Potu is a traditional Chamorro rice cake. The dish is often eaten as a breakfast snack or served during fiestas.

== Background ==
Potu was most likely introduced to Guam by Filipino immigrants during the Spanish era; which have their own puto where there are many variations, but in Guam it is mainly made of rice and tuba.

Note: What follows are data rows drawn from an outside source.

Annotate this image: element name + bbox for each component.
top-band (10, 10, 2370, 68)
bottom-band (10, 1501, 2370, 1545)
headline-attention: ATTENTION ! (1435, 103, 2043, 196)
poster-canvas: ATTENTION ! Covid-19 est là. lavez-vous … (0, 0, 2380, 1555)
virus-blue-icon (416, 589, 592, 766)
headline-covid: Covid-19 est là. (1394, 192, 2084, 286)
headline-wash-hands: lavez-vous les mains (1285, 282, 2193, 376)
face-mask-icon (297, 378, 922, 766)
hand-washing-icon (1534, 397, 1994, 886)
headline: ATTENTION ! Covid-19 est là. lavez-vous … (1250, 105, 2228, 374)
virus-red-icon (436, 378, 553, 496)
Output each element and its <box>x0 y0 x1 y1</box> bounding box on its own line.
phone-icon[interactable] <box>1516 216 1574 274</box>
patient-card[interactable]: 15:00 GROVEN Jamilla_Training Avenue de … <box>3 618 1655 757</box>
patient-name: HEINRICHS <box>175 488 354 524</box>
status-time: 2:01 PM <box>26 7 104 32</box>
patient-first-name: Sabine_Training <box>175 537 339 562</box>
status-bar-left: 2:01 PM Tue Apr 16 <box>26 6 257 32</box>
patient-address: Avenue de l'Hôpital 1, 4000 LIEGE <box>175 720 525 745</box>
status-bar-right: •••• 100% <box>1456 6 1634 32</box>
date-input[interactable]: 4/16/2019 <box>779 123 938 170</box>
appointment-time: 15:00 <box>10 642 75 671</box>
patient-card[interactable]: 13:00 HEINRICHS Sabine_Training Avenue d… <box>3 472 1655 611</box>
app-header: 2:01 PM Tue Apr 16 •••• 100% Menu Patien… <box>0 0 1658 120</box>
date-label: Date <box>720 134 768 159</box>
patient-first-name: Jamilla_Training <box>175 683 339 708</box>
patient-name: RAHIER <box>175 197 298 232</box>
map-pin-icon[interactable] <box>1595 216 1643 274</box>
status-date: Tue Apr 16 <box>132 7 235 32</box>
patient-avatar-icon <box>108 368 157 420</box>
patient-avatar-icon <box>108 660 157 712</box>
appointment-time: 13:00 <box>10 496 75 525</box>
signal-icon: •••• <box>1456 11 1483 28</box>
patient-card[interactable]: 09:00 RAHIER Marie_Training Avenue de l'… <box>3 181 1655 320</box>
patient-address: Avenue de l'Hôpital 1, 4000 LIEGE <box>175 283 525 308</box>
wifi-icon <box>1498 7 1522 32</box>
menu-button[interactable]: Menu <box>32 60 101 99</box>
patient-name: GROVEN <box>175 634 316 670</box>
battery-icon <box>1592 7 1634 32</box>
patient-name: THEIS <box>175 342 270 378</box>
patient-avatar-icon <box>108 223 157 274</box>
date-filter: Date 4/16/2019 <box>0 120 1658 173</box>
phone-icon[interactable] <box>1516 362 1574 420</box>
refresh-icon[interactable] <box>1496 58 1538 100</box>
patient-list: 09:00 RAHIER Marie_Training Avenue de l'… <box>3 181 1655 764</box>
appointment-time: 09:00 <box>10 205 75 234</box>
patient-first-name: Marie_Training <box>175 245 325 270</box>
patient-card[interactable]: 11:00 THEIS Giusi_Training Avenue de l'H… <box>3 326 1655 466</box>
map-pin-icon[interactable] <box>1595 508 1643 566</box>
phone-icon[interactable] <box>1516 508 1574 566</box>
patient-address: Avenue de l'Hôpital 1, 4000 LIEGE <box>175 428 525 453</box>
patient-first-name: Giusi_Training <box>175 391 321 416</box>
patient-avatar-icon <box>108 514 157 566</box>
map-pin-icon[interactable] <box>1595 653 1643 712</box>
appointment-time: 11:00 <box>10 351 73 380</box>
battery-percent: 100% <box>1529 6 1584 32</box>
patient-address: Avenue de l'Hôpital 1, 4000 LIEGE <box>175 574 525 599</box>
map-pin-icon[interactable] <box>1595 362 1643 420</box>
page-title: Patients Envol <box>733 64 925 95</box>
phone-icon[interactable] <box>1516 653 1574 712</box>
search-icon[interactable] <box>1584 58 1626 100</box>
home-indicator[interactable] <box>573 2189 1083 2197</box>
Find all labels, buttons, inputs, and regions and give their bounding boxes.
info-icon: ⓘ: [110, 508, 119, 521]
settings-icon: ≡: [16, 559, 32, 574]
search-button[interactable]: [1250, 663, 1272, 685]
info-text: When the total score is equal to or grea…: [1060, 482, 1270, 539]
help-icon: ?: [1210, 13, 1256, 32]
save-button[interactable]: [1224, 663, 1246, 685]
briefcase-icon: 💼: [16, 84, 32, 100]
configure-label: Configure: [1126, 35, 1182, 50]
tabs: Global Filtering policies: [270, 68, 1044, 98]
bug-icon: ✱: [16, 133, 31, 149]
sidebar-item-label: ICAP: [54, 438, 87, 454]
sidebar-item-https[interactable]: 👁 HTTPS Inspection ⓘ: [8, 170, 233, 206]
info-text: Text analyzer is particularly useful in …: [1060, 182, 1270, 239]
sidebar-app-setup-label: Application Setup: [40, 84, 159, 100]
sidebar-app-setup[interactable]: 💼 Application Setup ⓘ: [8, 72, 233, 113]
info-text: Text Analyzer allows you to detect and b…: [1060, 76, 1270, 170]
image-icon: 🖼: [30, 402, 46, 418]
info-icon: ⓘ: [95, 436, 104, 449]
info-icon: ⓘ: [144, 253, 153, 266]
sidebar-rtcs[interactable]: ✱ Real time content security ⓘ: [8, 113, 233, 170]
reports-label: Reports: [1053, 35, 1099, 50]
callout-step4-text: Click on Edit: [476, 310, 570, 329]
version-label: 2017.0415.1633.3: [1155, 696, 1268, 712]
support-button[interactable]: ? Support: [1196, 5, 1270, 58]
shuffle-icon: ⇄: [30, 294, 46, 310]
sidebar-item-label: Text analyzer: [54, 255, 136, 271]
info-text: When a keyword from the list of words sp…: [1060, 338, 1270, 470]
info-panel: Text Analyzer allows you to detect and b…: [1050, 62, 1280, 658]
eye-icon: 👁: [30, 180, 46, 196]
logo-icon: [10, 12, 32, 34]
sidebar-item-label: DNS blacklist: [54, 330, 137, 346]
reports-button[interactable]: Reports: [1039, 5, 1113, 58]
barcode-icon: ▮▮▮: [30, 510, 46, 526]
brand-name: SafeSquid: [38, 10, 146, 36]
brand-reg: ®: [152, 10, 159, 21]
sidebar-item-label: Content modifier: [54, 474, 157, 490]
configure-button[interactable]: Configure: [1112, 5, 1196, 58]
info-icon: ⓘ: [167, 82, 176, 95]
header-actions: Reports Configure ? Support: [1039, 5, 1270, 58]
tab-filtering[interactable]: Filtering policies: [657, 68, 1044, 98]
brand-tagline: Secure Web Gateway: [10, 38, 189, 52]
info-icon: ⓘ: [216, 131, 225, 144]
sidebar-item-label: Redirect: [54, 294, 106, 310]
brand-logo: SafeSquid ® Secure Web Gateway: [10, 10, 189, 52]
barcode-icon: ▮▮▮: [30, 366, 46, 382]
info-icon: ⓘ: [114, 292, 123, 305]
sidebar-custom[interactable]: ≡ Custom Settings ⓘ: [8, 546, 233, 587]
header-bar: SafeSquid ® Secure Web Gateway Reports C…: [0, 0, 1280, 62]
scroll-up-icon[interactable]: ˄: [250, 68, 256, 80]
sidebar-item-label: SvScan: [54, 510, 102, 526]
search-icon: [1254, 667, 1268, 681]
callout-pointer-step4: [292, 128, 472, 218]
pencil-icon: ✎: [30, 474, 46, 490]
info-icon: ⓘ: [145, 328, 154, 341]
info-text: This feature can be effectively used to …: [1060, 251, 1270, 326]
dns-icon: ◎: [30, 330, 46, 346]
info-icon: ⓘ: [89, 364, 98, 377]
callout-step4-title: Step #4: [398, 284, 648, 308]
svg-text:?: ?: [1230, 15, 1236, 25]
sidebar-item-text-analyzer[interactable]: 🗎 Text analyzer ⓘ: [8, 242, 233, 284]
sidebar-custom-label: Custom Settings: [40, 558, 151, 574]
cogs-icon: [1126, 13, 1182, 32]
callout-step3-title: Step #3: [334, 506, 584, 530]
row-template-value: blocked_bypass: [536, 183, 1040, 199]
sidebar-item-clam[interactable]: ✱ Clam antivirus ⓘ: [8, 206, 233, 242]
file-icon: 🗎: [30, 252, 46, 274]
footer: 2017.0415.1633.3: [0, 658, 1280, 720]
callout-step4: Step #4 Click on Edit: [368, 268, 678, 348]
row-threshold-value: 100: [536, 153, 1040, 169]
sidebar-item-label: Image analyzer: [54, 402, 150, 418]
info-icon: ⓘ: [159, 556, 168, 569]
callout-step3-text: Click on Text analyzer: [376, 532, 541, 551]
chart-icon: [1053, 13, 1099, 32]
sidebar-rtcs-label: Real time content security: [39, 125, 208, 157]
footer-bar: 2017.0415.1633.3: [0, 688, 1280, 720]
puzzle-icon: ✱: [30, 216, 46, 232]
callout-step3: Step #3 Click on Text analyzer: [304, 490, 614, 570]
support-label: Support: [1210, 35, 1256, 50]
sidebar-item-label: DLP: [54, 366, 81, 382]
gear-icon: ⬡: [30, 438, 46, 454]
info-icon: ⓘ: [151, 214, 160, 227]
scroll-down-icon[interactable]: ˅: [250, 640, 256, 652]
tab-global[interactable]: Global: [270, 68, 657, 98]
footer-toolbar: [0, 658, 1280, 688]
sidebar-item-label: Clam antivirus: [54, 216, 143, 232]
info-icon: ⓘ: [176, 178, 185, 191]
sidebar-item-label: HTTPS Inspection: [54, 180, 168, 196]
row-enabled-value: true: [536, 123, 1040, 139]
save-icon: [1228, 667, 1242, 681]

It is ultimately from the puttu rice cakes in South India spread via trade across Maritime Southeast Asia (as borrowed into Malay: ڤوتو putu before Philippine languages) reflected in other kinds of sweet rice cake bearing similar names in the region such as the putu piring in Singapore; putu bambu of the Javanese; and the putu mayam, a local name for the idiyappam.

Tuba was introduced to Guam as early as 1668 when Diego Luis de San Vitores arrived.

== Preparation ==
The preparation of potu involves soaking rice overnight in a tuba, a fermented coconut sap beverage that imparts a distinctive flavor. The softened rice is then finely ground into a smooth paste. This mixture is sweetened, flavored with coconut or additional tuba, and shaped into small balls or other forms. Baking powder is added to the mixture prior to cooking. The cakes are steamed until cooked.

Another alternative method is to use rice flour without gluten. Also, another substitute is using coconut vinegar instead of tuba.